Originally constructed around 1796, Saxtead Green Post Mill near Framlingham in Suffolk was operational as a four-sailed corn-grinding windmill in its prime. Having been rebuilt three times to adapt to changing times – with cast iron machinery being added in 1854 – the mill fell out of use in 1947, eventually becoming an English Heritage visitor attraction.
Over the past year, English Heritage has collaborated with specialist millwright Tim Whiting to deliver a restoration that includes a new set of sails and stocks, as well as a replacement staircase. Repairs have also been undertaken to the timber Buck house and fantail at the rear of the mill.
Joseph James, English Heritage’s National Project Manager, described Saxtead Green Post Mill as a “fascinating piece of our industrial history”.

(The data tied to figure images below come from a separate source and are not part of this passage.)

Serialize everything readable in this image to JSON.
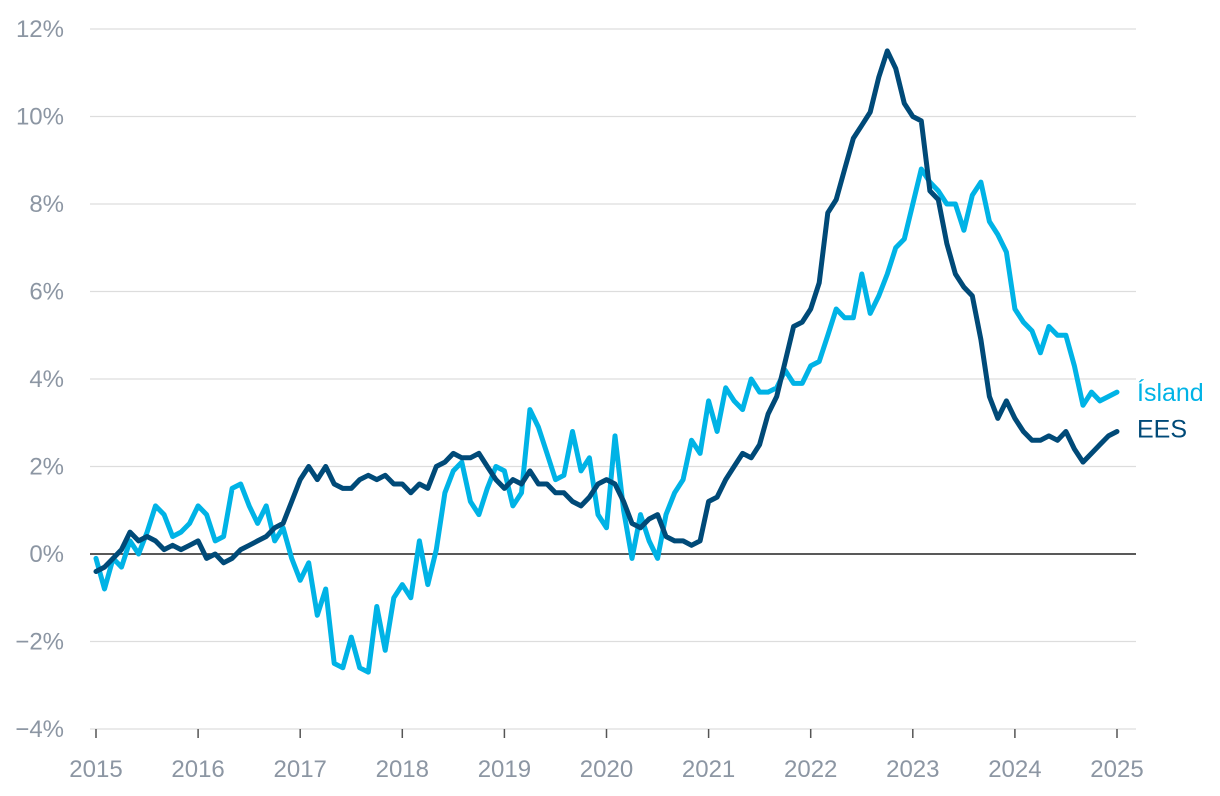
{
  "chart_data": {
    "type": "line",
    "title": "",
    "xlabel": "",
    "ylabel": "",
    "xlim": [
      2015,
      2025
    ],
    "ylim": [
      -4,
      12
    ],
    "x_ticks": [
      "2015",
      "2016",
      "2017",
      "2018",
      "2019",
      "2020",
      "2021",
      "2022",
      "2023",
      "2024",
      "2025"
    ],
    "y_ticks": [
      "−4%",
      "−2%",
      "0%",
      "2%",
      "4%",
      "6%",
      "8%",
      "10%",
      "12%"
    ],
    "grid": "horizontal",
    "legend": "inline-right",
    "colors": {
      "Ísland": "#00b3e6",
      "EES": "#004a78",
      "zero_line": "#222222",
      "grid": "#dddddd",
      "axis_text": "#8c96a3"
    },
    "series": [
      {
        "name": "Ísland",
        "x": [
          2015.0,
          2015.083,
          2015.167,
          2015.25,
          2015.333,
          2015.417,
          2015.5,
          2015.583,
          2015.667,
          2015.75,
          2015.833,
          2015.917,
          2016.0,
          2016.083,
          2016.167,
          2016.25,
          2016.333,
          2016.417,
          2016.5,
          2016.583,
          2016.667,
          2016.75,
          2016.833,
          2016.917,
          2017.0,
          2017.083,
          2017.167,
          2017.25,
          2017.333,
          2017.417,
          2017.5,
          2017.583,
          2017.667,
          2017.75,
          2017.833,
          2017.917,
          2018.0,
          2018.083,
          2018.167,
          2018.25,
          2018.333,
          2018.417,
          2018.5,
          2018.583,
          2018.667,
          2018.75,
          2018.833,
          2018.917,
          2019.0,
          2019.083,
          2019.167,
          2019.25,
          2019.333,
          2019.417,
          2019.5,
          2019.583,
          2019.667,
          2019.75,
          2019.833,
          2019.917,
          2020.0,
          2020.083,
          2020.167,
          2020.25,
          2020.333,
          2020.417,
          2020.5,
          2020.583,
          2020.667,
          2020.75,
          2020.833,
          2020.917,
          2021.0,
          2021.083,
          2021.167,
          2021.25,
          2021.333,
          2021.417,
          2021.5,
          2021.583,
          2021.667,
          2021.75,
          2021.833,
          2021.917,
          2022.0,
          2022.083,
          2022.167,
          2022.25,
          2022.333,
          2022.417,
          2022.5,
          2022.583,
          2022.667,
          2022.75,
          2022.833,
          2022.917,
          2023.0,
          2023.083,
          2023.167,
          2023.25,
          2023.333,
          2023.417,
          2023.5,
          2023.583,
          2023.667,
          2023.75,
          2023.833,
          2023.917,
          2024.0,
          2024.083,
          2024.167,
          2024.25,
          2024.333,
          2024.417,
          2024.5,
          2024.583,
          2024.667,
          2024.75,
          2024.833,
          2024.917,
          2025.0
        ],
        "values": [
          -0.1,
          -0.8,
          -0.1,
          -0.3,
          0.3,
          0.0,
          0.5,
          1.1,
          0.9,
          0.4,
          0.5,
          0.7,
          1.1,
          0.9,
          0.3,
          0.4,
          1.5,
          1.6,
          1.1,
          0.7,
          1.1,
          0.3,
          0.6,
          -0.1,
          -0.6,
          -0.2,
          -1.4,
          -0.8,
          -2.5,
          -2.6,
          -1.9,
          -2.6,
          -2.7,
          -1.2,
          -2.2,
          -1.0,
          -0.7,
          -1.0,
          0.3,
          -0.7,
          0.1,
          1.4,
          1.9,
          2.1,
          1.2,
          0.9,
          1.5,
          2.0,
          1.9,
          1.1,
          1.4,
          3.3,
          2.9,
          2.3,
          1.7,
          1.8,
          2.8,
          1.9,
          2.2,
          0.9,
          0.6,
          2.7,
          1.0,
          -0.1,
          0.9,
          0.3,
          -0.1,
          0.9,
          1.4,
          1.7,
          2.6,
          2.3,
          3.5,
          2.8,
          3.8,
          3.5,
          3.3,
          4.0,
          3.7,
          3.7,
          3.8,
          4.2,
          3.9,
          3.9,
          4.3,
          4.4,
          5.0,
          5.6,
          5.4,
          5.4,
          6.4,
          5.5,
          5.9,
          6.4,
          7.0,
          7.2,
          8.0,
          8.8,
          8.5,
          8.3,
          8.0,
          8.0,
          7.4,
          8.2,
          8.5,
          7.6,
          7.3,
          6.9,
          5.6,
          5.3,
          5.1,
          4.6,
          5.2,
          5.0,
          5.0,
          4.3,
          3.4,
          3.7,
          3.5,
          3.6,
          3.7
        ]
      },
      {
        "name": "EES",
        "x": [
          2015.0,
          2015.083,
          2015.167,
          2015.25,
          2015.333,
          2015.417,
          2015.5,
          2015.583,
          2015.667,
          2015.75,
          2015.833,
          2015.917,
          2016.0,
          2016.083,
          2016.167,
          2016.25,
          2016.333,
          2016.417,
          2016.5,
          2016.583,
          2016.667,
          2016.75,
          2016.833,
          2016.917,
          2017.0,
          2017.083,
          2017.167,
          2017.25,
          2017.333,
          2017.417,
          2017.5,
          2017.583,
          2017.667,
          2017.75,
          2017.833,
          2017.917,
          2018.0,
          2018.083,
          2018.167,
          2018.25,
          2018.333,
          2018.417,
          2018.5,
          2018.583,
          2018.667,
          2018.75,
          2018.833,
          2018.917,
          2019.0,
          2019.083,
          2019.167,
          2019.25,
          2019.333,
          2019.417,
          2019.5,
          2019.583,
          2019.667,
          2019.75,
          2019.833,
          2019.917,
          2020.0,
          2020.083,
          2020.167,
          2020.25,
          2020.333,
          2020.417,
          2020.5,
          2020.583,
          2020.667,
          2020.75,
          2020.833,
          2020.917,
          2021.0,
          2021.083,
          2021.167,
          2021.25,
          2021.333,
          2021.417,
          2021.5,
          2021.583,
          2021.667,
          2021.75,
          2021.833,
          2021.917,
          2022.0,
          2022.083,
          2022.167,
          2022.25,
          2022.333,
          2022.417,
          2022.5,
          2022.583,
          2022.667,
          2022.75,
          2022.833,
          2022.917,
          2023.0,
          2023.083,
          2023.167,
          2023.25,
          2023.333,
          2023.417,
          2023.5,
          2023.583,
          2023.667,
          2023.75,
          2023.833,
          2023.917,
          2024.0,
          2024.083,
          2024.167,
          2024.25,
          2024.333,
          2024.417,
          2024.5,
          2024.583,
          2024.667,
          2024.75,
          2024.833,
          2024.917,
          2025.0
        ],
        "values": [
          -0.4,
          -0.3,
          -0.1,
          0.1,
          0.5,
          0.3,
          0.4,
          0.3,
          0.1,
          0.2,
          0.1,
          0.2,
          0.3,
          -0.1,
          0.0,
          -0.2,
          -0.1,
          0.1,
          0.2,
          0.3,
          0.4,
          0.6,
          0.7,
          1.2,
          1.7,
          2.0,
          1.7,
          2.0,
          1.6,
          1.5,
          1.5,
          1.7,
          1.8,
          1.7,
          1.8,
          1.6,
          1.6,
          1.4,
          1.6,
          1.5,
          2.0,
          2.1,
          2.3,
          2.2,
          2.2,
          2.3,
          2.0,
          1.7,
          1.5,
          1.7,
          1.6,
          1.9,
          1.6,
          1.6,
          1.4,
          1.4,
          1.2,
          1.1,
          1.3,
          1.6,
          1.7,
          1.6,
          1.2,
          0.7,
          0.6,
          0.8,
          0.9,
          0.4,
          0.3,
          0.3,
          0.2,
          0.3,
          1.2,
          1.3,
          1.7,
          2.0,
          2.3,
          2.2,
          2.5,
          3.2,
          3.6,
          4.4,
          5.2,
          5.3,
          5.6,
          6.2,
          7.8,
          8.1,
          8.8,
          9.5,
          9.8,
          10.1,
          10.9,
          11.5,
          11.1,
          10.3,
          10.0,
          9.9,
          8.3,
          8.1,
          7.1,
          6.4,
          6.1,
          5.9,
          4.9,
          3.6,
          3.1,
          3.5,
          3.1,
          2.8,
          2.6,
          2.6,
          2.7,
          2.6,
          2.8,
          2.4,
          2.1,
          2.3,
          2.5,
          2.7,
          2.8
        ]
      }
    ]
  }
}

English Heritage, James continued, is “delighted to have been able to secure the future of this important piece of Suffolk’s heritage, and this project is all the more timely because millwrighting – a skill that has been practiced in the UK for more than 700 years – has recently been classified as a critically endangered heritage skill. If historic windmills are to survive for the future they need our help now more than ever.”
The work on Saxtead Green is by no means the end of English Heritage’s commitment to preserving the legacy of the nation’s windmills, with Sibsey Trader Windmill in Lincolnshire and Berney Arms Windmill in Norfolk both scheduled for an overhaul in the coming years.
Artisans at risk
2019 has seen traditional millwrighting added to the Heritage Crafts Association’s red list of critically endangered heritage crafts, with only a small number of people, such as Tim Whiting, still practicing.
Prior to the attraction permanently re-opening in 2020, Saxtead Green Post Mill will hold a special re-launch weekend on 21 and 22 September. Conservation work, it is anticipated, will be completed in its entirety earlier in the month.